Oh dear. I had intended not to get political in this blog.  But climate change may be something that should transcend politics. 

Stay well.  Stay safe/dry today. 

A Dose of Cuteness (I hope, the Clunky Kind)

August 21, 2021

I thought I would post a little dose of cuteness today: cute little ponies meeting each other in a barely fenced field, seemingly not bothered by cute little cars and trucks zooming by (one with giraffe, one with elephant.) The scale is completely out of whack–some snails and bunnies almost the size of the big rigs–but that doesn’t seem to matter in terms of overall effect, to the extent that the drawing has one.

Still, the drawing set me thinking about cuteness. I have a soft spot for it (as anyone who knows my pics can attest.) Even if I try to do more “serious” art, the eyebrows start to take a certain bemused tilt, the buildings a certain curvature, and cuteness makes its imprint.

However, I recently heard a program on the BBC about young Chinese women newly flocking to plastic surgery–nose jobs, eye widening, and even the slight pointing of their ears; all designed to make their faces look slimmer, but also, apparently, more like the faces of Manga figures.

Which made me think a bit about the different kinds of cuteness–clunky cuteness–the cuteness of an old lady in a lavender hat or a child in a hastily homemade Halloween costume–and slick cuteness, which (in my mind) tends to be commercial, treacly, slick. Commercial cuteness also seems caught in stereotype, while the clunky kind may try to mimic a stereotype, but somehow falls short, due to awkwardness, or some other (to my mind) happy accident.

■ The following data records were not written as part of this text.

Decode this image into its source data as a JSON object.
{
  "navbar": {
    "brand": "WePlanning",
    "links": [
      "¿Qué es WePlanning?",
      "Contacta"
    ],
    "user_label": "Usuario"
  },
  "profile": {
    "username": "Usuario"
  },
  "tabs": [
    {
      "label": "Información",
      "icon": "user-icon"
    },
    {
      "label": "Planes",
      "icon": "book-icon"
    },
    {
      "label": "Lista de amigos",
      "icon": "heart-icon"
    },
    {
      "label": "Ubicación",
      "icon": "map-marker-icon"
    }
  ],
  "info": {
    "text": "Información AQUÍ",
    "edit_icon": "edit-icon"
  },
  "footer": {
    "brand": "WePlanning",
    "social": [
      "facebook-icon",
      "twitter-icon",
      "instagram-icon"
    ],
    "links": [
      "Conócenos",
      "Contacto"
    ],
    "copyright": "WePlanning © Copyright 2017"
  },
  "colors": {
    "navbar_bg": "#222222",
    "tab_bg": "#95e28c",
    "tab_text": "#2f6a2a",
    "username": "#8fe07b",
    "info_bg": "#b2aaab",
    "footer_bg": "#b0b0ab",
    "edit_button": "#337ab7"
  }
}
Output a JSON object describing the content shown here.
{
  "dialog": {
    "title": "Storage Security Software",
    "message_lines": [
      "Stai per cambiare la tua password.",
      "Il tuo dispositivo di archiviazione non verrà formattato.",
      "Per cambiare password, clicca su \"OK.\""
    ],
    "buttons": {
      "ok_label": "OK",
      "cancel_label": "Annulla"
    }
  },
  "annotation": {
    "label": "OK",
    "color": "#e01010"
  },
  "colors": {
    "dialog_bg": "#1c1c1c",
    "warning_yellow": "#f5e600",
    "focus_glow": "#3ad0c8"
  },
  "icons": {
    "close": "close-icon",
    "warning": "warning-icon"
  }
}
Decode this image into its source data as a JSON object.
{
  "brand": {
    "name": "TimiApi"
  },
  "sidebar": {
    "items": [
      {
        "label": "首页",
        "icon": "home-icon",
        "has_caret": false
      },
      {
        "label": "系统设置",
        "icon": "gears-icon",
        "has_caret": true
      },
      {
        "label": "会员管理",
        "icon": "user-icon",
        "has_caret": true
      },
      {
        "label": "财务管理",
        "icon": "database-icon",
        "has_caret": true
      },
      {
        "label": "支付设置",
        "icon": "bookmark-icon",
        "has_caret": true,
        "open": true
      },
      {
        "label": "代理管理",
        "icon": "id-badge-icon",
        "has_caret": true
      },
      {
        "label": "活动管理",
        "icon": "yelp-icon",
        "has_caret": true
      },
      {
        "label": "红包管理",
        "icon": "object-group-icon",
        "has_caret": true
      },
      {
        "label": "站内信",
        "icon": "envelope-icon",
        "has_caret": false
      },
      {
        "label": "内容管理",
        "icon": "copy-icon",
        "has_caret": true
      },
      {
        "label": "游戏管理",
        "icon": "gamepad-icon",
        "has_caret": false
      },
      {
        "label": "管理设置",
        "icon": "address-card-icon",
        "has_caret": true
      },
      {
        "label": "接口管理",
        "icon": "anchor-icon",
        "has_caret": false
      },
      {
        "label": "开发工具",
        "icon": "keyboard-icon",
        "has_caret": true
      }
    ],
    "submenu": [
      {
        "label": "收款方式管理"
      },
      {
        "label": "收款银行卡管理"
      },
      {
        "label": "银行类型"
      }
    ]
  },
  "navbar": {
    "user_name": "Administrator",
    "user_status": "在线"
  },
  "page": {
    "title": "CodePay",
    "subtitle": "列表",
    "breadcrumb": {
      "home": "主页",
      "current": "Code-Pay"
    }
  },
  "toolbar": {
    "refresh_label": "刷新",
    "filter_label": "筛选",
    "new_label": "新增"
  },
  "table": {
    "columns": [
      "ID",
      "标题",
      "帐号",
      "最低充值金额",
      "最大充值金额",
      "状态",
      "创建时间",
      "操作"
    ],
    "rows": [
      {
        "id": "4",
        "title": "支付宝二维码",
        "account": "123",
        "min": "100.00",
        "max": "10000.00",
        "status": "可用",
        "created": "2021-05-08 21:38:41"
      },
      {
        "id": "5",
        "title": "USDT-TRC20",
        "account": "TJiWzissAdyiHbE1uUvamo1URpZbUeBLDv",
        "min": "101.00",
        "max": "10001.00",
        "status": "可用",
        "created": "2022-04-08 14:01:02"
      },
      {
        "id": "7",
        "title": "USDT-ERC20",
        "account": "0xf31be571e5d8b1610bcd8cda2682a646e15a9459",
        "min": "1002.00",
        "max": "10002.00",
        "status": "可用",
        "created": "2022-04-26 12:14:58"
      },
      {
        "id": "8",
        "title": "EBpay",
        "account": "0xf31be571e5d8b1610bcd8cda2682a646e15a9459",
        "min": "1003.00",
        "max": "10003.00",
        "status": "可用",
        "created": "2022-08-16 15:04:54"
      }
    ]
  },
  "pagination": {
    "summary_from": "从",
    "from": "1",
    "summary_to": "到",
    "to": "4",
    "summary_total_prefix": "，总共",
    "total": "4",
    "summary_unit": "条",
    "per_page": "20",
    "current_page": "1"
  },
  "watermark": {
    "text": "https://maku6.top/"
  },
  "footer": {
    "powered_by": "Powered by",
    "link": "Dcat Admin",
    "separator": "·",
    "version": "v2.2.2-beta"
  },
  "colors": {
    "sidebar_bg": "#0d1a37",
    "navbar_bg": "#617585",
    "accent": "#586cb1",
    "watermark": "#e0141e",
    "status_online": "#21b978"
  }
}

So, here’s a dose, I hope, of clunky cuteness. Have a good day.

What Some Days/Times Feel Like

August 20, 2021

All rights reserved.

Do These Look Anything Like Wolves?

August 19, 2021

Hello again! Here’s a sketch for a new children’s book I am working on, called, possibly, Bug Cars. I’m not sure if the wolves look like wolves yet though! Or if the clouds look like clouds for that matter. Have a good day!

As always, all rights reserved.

Back

August 18, 2021
Time Flies

Dear Bloggingverse!

I have missed you!  It has been a hard five years or so since I last posted regularly.  I hope to start again. For those who have kept in touch, I thank you very much.  And for those who haven’t kept in touch, I hope there’s something interesting I can come up with that will get you back!

I may well start with drawings. There is an old saw that time flies when you are having fun, but I hate to say that time flies whatever you are doing! Twenty years in Afghanistan. Very sad. (My plan, by the way, is not to make this blog political, but it’s hard to take one’s mind away from the news of the last few days, no matter one’s views.)

At any rate, I hope very much you are well, however fast or slow time is flying where you are. Thanks.